RDF and IRI Syntax

Andy Seaborne

February, 2020

RDF uses IRIs to refer to resources.

This page pulls together the syntax requirements for IRIs into one place. There are several documents, mostly RFCs, that define IRIs and specific IRI schemes. Getting IRIs right means data is more likely to be readable by other systems when the data is published.

Just because an IRI passes all the syntax rules, it does not make it a good choice.

URIs are defined by RFC 3986 and IRIs in the companion RFC 3987 which gives the modifications necessary for the wider range of Unicode characters in URIs.

URI schemes can add constraints on the URI syntax; for example, RFC 7230 defines the http and https shemes.

This article introduces the terminology ‘RDF Reference’ to put all the implications into one definition.

TOC

IRIs

This article will use URI and IRI interchangeably. “IRIs are a generalization of URIs that permits a wider range of Unicode characters.

The RDF Concepts document says:

“IRIs in the RDF abstract syntax MUST be absolute, and MAY contain a fragment identifier.”

“Relative IRIs must be resolved against a base IRI to make them absolute.”

As of RFC 3986, relative IRIs are called “relative references”.

Definition of URI syntax

In RFC3986 section-4.1 defines “URI”.

A “URI” is URI-reference after it has been resolved.

The relevant part of the grammar in RFC3986 appendix-A is:

   absolute-URI  = scheme ":" hier-part [ "?" query ]

   URI           = scheme ":" hier-part [ "?" query ] [ "#" fragment ]

   hier-part     = "//" authority path-abempty
                 / path-absolute
                 / path-rootless
                 / path-empty

We’ve already got to one important point - an absolute URI. An absolute URI has a URI scheme, and does not have a fragment.
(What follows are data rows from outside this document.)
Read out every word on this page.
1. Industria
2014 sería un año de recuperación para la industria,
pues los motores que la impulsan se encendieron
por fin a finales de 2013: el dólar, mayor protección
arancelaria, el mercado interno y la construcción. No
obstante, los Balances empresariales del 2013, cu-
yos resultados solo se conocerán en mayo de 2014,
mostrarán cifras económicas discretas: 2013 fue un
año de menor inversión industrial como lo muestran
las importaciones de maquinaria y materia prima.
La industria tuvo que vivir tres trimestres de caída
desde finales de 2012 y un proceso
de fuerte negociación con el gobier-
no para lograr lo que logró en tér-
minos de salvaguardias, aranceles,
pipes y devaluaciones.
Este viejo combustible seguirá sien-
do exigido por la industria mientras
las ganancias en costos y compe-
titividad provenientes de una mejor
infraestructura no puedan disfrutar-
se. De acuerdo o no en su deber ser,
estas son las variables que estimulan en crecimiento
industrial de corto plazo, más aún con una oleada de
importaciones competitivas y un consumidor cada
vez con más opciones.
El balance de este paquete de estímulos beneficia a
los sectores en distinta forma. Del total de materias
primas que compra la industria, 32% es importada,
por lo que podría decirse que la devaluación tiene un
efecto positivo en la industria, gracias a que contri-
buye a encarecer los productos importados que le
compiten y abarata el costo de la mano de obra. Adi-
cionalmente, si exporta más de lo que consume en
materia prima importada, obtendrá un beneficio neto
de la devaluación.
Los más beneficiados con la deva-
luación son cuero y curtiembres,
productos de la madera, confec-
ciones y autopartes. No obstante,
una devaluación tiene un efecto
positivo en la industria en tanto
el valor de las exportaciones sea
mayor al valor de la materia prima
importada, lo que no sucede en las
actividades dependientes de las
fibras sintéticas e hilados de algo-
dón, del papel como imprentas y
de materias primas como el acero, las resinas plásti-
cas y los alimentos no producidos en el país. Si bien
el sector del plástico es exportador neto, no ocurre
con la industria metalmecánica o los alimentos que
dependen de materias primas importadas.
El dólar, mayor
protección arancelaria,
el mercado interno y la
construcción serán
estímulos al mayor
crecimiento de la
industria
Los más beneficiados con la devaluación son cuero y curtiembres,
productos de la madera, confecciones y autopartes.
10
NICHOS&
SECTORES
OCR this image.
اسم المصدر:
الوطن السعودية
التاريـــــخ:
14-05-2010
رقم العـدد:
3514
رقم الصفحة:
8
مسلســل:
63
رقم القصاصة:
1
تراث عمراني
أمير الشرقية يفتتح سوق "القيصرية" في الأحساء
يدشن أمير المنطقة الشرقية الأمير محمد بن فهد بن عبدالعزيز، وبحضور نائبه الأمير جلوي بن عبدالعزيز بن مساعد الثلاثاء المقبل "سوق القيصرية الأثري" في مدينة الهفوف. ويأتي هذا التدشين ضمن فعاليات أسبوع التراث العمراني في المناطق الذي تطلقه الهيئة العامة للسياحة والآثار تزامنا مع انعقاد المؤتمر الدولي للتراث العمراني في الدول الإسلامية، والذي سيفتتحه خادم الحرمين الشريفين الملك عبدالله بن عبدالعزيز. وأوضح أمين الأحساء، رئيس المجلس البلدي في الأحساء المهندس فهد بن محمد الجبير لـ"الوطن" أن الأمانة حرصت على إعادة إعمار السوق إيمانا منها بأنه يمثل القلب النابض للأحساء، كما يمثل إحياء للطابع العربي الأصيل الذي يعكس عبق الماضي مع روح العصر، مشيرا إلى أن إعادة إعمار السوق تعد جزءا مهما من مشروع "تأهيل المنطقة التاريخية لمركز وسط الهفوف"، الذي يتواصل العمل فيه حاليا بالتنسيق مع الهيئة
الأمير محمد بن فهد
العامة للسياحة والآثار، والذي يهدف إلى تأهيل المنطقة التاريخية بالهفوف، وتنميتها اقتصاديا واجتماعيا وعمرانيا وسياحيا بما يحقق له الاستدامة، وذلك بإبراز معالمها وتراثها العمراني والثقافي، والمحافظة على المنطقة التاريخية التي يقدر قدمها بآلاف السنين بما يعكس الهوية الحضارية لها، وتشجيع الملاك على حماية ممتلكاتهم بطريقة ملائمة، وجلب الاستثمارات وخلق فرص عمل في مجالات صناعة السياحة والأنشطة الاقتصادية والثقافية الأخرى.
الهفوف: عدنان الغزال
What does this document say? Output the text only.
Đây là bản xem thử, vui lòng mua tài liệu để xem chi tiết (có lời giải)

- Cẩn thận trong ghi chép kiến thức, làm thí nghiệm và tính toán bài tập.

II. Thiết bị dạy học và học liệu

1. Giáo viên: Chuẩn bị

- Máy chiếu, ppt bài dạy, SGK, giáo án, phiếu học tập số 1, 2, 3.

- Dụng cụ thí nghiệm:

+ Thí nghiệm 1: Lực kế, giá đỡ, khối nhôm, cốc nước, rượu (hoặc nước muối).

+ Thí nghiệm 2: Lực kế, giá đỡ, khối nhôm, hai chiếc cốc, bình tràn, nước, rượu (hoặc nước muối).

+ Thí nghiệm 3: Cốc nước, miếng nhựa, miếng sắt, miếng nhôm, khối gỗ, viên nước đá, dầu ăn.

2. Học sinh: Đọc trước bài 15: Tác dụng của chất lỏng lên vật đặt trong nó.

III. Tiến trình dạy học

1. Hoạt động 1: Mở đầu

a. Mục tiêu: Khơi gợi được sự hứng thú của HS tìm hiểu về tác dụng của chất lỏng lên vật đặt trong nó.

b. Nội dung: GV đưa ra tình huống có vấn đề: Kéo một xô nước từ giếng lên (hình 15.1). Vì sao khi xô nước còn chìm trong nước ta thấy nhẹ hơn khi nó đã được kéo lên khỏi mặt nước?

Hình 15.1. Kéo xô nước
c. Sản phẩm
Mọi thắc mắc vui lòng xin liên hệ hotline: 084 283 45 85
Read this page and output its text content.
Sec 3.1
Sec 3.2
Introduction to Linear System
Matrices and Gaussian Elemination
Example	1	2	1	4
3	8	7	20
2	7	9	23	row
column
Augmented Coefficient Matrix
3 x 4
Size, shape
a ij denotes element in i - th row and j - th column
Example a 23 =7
An absolute URI with a fragment is just “URI”.

What we want is the full URI rule and also require it uses the “// authority” rule if a scheme involves that component.

Specifc URI schemes can add additional requirments. HTTP (RFC 7230) requires an http URI to have the part "//" authority; the urn scheme does not have an authority.

URN (RFC 8141) does not have an authority part - it uses the path-rootless production. It does additionally require the path to have two colons, the NID part must be at least two characters, and the NSS part at least one character.

Relative References

RDF syntax may use relative references. The process of parsing of a document means that any relative reference is converted to an URI to ensure it identifies the same resource everywhere. This is called resolving against a base URI - there is always a base.

Relative references are short cuts, for the full URI after resolving against the base.

By the time they get to RDF abstrat syntax (the datastructure), relative references should have been converted.

Example

By the definitions in RFC 3986:

    http:abcd
    http:/abcd

are absolute URIs - it has a URI scheme, it does not have a fragment.

But it is not an “http-URI” which is defined in RFC7230 sec 2.7.1 because http-URI defines additional syntax requirements. An http-URI requires the "//" authority path-abempty choice in hier-part.

With non-strict resolution, and an valid HTTP base URI, the examples won’t appear in RDF abstract syntax.

Notes about IRIs/URIs

  • Space (U+0200) is not legal in an IRI.
  • @, ~, (, ) and : are legal in the path, query and fragment components.
  • { and } are not legal in IRIs.
  • [ and ] are only legal as IPv6 address delimiters.
  • Encoding with “%hex” is not an escape mechanism. %20 puts three characters into the IRI: %, 2, 0.

Normalization

Normalization of the syntax (RFC 3998, section 6.2.2 gives some simple rules to make it easier to compare URIs as strings.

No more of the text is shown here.